Jesus, though, despite not having attended any of these august institutions, has authority over his disciples. When he calls they come, and when he tells them to go they go. (6:7) As well as his personality I suspect that the content of Jesus’s teaching had something to with that. For whatever they thought in that synagogue, Jesus was a teacher. You only have to remember his parables and the content of the Sermon on the Mount to recognise that, And look at what happened when they rejected him, and obstructed his ministry in his hometown (6:5). Jesus went off teaching. Mark tells us, ‘he was amazed at their unbelief [and] went about among the villages teaching.’ (6:6)
And that brings us to another form of authority – experience. When Jesus instructs his disciples about how to prepare for their journey he does so in the light of his own experience of travelling around those Galilean villages. I wonder if Jesus packed too much for his solo journey, and wanted to spare disciples from slogging along the roads in the heat, carrying far too heavy a load as he had once done. Similarly, I wonder if Jesus’s own experiences of acceptance with hospitality, and also of rejection on his solo trip informed his subsequent instructions to the disciples. That’s speculation, of course, but it makes sense to me at least.
And the reception Jesus’s disciples might receive in those villages brings me to a final question: why should anyone give authority to you or me when we share with them what we believe about God, about Jesus, or about the world? It might help if we have a charismatic personality, though if we do so we have to be careful not to misuse it; putting people under psychological pressure to think what we think, to do what we do. Religion has had far too many bad examples of that sort of thing happening.
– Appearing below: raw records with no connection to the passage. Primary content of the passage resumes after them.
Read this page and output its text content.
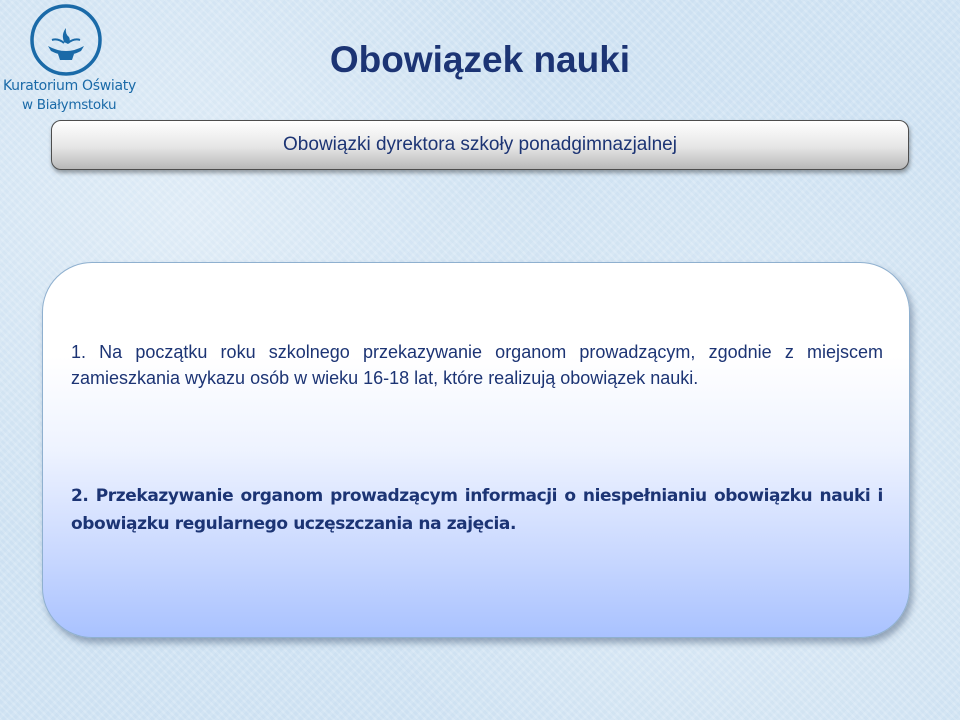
Kuratorium Oświaty
w Białymstoku
Obowiązek nauki
Obowiązki dyrektora szkoły ponadgimnazjalnej

1. Na początku roku szkolnego przekazywanie organom prowadzącym, zgodnie z miejscem zamieszkania wykazu osób w wieku 16-18 lat, które realizują obowiązek nauki.

2. Przekazywanie organom prowadzącym informacji o niespełnianiu obowiązku nauki i obowiązku regularnego uczęszczania na zajęcia.
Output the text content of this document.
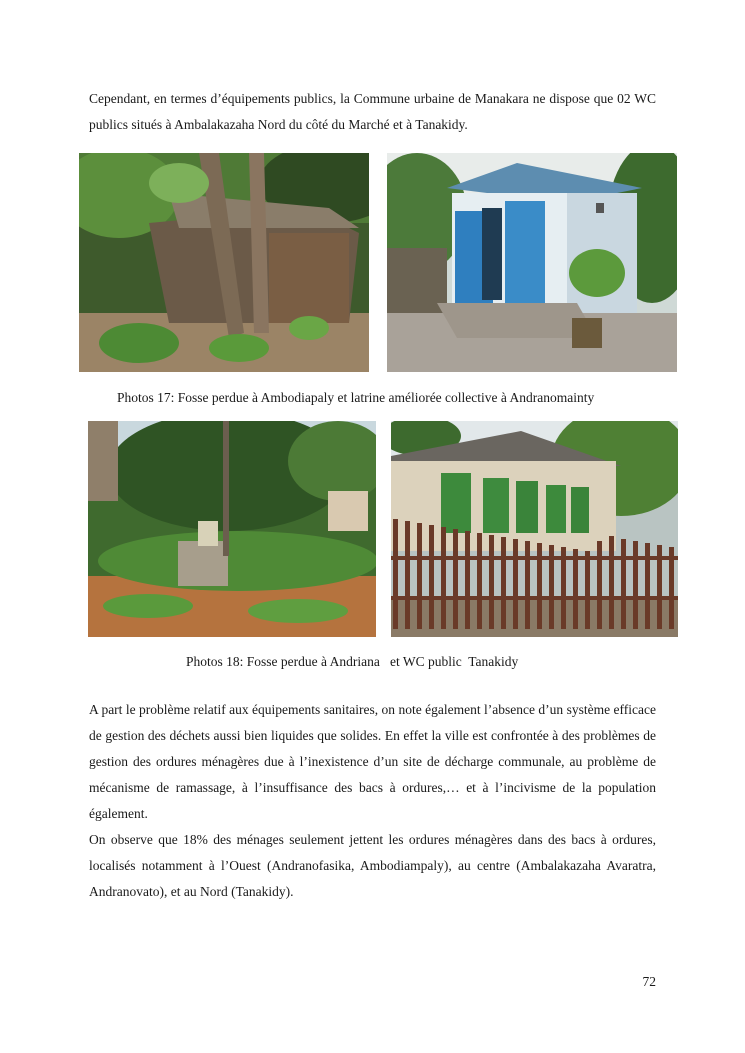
Cependant, en termes d’équipements publics, la Commune urbaine de Manakara ne dispose que 02 WC publics situés à Ambalakazaha Nord du côté du Marché et à Tanakidy.

Photos 17: Fosse perdue à Ambodiapaly et latrine améliorée collective à Andranomainty

Photos 18: Fosse perdue à Andriana   et WC public  Tanakidy

A part le problème relatif aux équipements sanitaires, on note également l’absence d’un système efficace de gestion des déchets aussi bien liquides que solides. En effet la ville est confrontée à des problèmes de gestion des ordures ménagères due à l’inexistence d’un site de décharge communale, au problème de mécanisme de ramassage, à l’insuffisance des bacs à ordures,… et à l’incivisme de la population également.

On observe que 18% des ménages seulement jettent les ordures ménagères dans des bacs à ordures, localisés notamment à l’Ouest (Andranofasika, Ambodiampaly), au centre (Ambalakazaha Avaratra, Andranovato), et au Nord (Tanakidy).

72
Also, these days, we can’t rely so much on a traditional or institutional form of authority. Not so long ago to say something as a representative of the Church carried considerable clout, but that’s much less so today. Part of me regrets that, but only part of me. The Church has far too often misused that sort of authority, misusing the name of Jesus to cause suffering rather than to bring good news. In recent church history you just have to think of how deference to clergy enabled so much abuse of the vulnerable, and encouraged cover-up in the aftermath.
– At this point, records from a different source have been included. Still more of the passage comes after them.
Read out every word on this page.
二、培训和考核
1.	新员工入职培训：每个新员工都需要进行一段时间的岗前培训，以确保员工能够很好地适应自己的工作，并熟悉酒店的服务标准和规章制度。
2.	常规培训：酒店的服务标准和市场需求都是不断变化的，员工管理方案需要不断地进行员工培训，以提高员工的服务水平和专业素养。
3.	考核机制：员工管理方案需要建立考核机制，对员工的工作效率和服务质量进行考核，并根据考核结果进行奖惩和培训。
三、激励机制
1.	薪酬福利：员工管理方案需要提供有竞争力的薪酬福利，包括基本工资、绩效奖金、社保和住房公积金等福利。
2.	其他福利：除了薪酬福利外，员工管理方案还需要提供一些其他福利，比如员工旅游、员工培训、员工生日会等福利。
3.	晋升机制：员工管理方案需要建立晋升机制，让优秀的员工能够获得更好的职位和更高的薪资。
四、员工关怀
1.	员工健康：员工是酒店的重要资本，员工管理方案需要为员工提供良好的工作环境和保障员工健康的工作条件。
So where do we find the authority we need to share good news about the love of God that has been revealed to us in Jesus Christ? I think we receive it on those occasions when what we teach about God’s love is demonstrated in our lives. We are, in fact the best authority figures available as far as telling people about Jesus is concerned. Our authority flows from our experience of Jesus. At the end of the day that’s what is most likely to convince others; telling our story of our experience of God, made known to us in Jesus Christ. It doesn’t need to be flashy, clever, or backed up by some powerful institution called “church”. It just needs to be authentic.
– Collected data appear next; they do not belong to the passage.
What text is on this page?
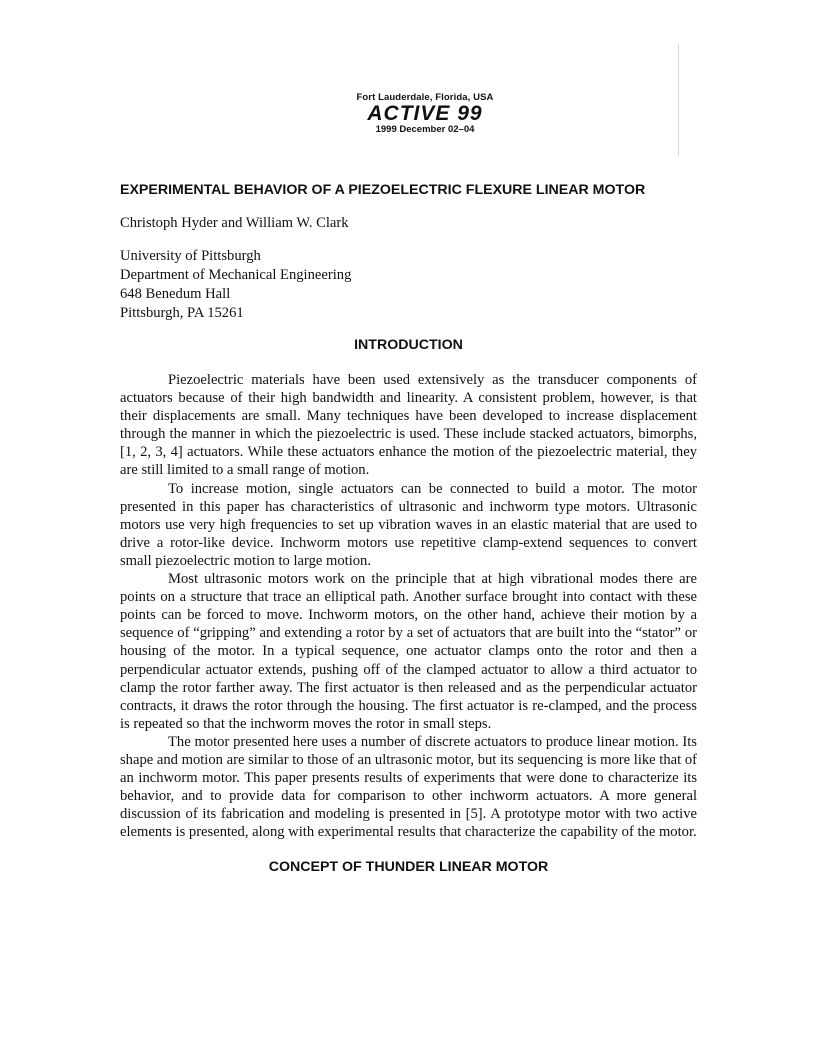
Fort Lauderdale, Florida, USA
ACTIVE 99
1999 December 02–04
EXPERIMENTAL BEHAVIOR OF A PIEZOELECTRIC FLEXURE LINEAR MOTOR
Christoph Hyder and William W. Clark
University of Pittsburgh
Department of Mechanical Engineering
648 Benedum Hall
Pittsburgh, PA 15261
INTRODUCTION

Piezoelectric materials have been used extensively as the transducer components of actuators because of their high bandwidth and linearity. A consistent problem, however, is that their displacements are small. Many techniques have been developed to increase displacement through the manner in which the piezoelectric is used. These include stacked actuators, bimorphs, [1, 2, 3, 4] actuators. While these actuators enhance the motion of the piezoelectric material, they are still limited to a small range of motion.

To increase motion, single actuators can be connected to build a motor. The motor presented in this paper has characteristics of ultrasonic and inchworm type motors. Ultrasonic motors use very high frequencies to set up vibration waves in an elastic material that are used to drive a rotor-like device. Inchworm motors use repetitive clamp-extend sequences to convert small piezoelectric motion to large motion.

Most ultrasonic motors work on the principle that at high vibrational modes there are points on a structure that trace an elliptical path. Another surface brought into contact with these points can be forced to move. Inchworm motors, on the other hand, achieve their motion by a sequence of “gripping” and extending a rotor by a set of actuators that are built into the “stator” or housing of the motor. In a typical sequence, one actuator clamps onto the rotor and then a perpendicular actuator extends, pushing off of the clamped actuator to allow a third actuator to clamp the rotor farther away. The first actuator is then released and as the perpendicular actuator contracts, it draws the rotor through the housing. The first actuator is re-clamped, and the process is repeated so that the inchworm moves the rotor in small steps.

The motor presented here uses a number of discrete actuators to produce linear motion. Its shape and motion are similar to those of an ultrasonic motor, but its sequencing is more like that of an inchworm motor. This paper presents results of experiments that were done to characterize its behavior, and to provide data for comparison to other inchworm actuators. A more general discussion of its fabrication and modeling is presented in [5]. A prototype motor with two active elements is presented, along with experimental results that characterize the capability of the motor.

CONCEPT OF THUNDER LINEAR MOTOR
Of course, not everyone will accept what we say. They will not accept our authority to say what we say. That’s not new. It was what happened to prophets like Ezekiel (2:3, 5). It even happened to Jesus, including in his home town, and among his own family. ‘Prophets are not without honour, except in their hometown, and among their own kin, and in their own house,’ as Jesus put it. (6:4) But Jesus also expected his disciples to share their story about him, and to find a welcome from some. That’s authoritative for us. So let’s travel light, tell the story of Jesus, trying to be authentic and authoritative, and leave the rest to God. Amen.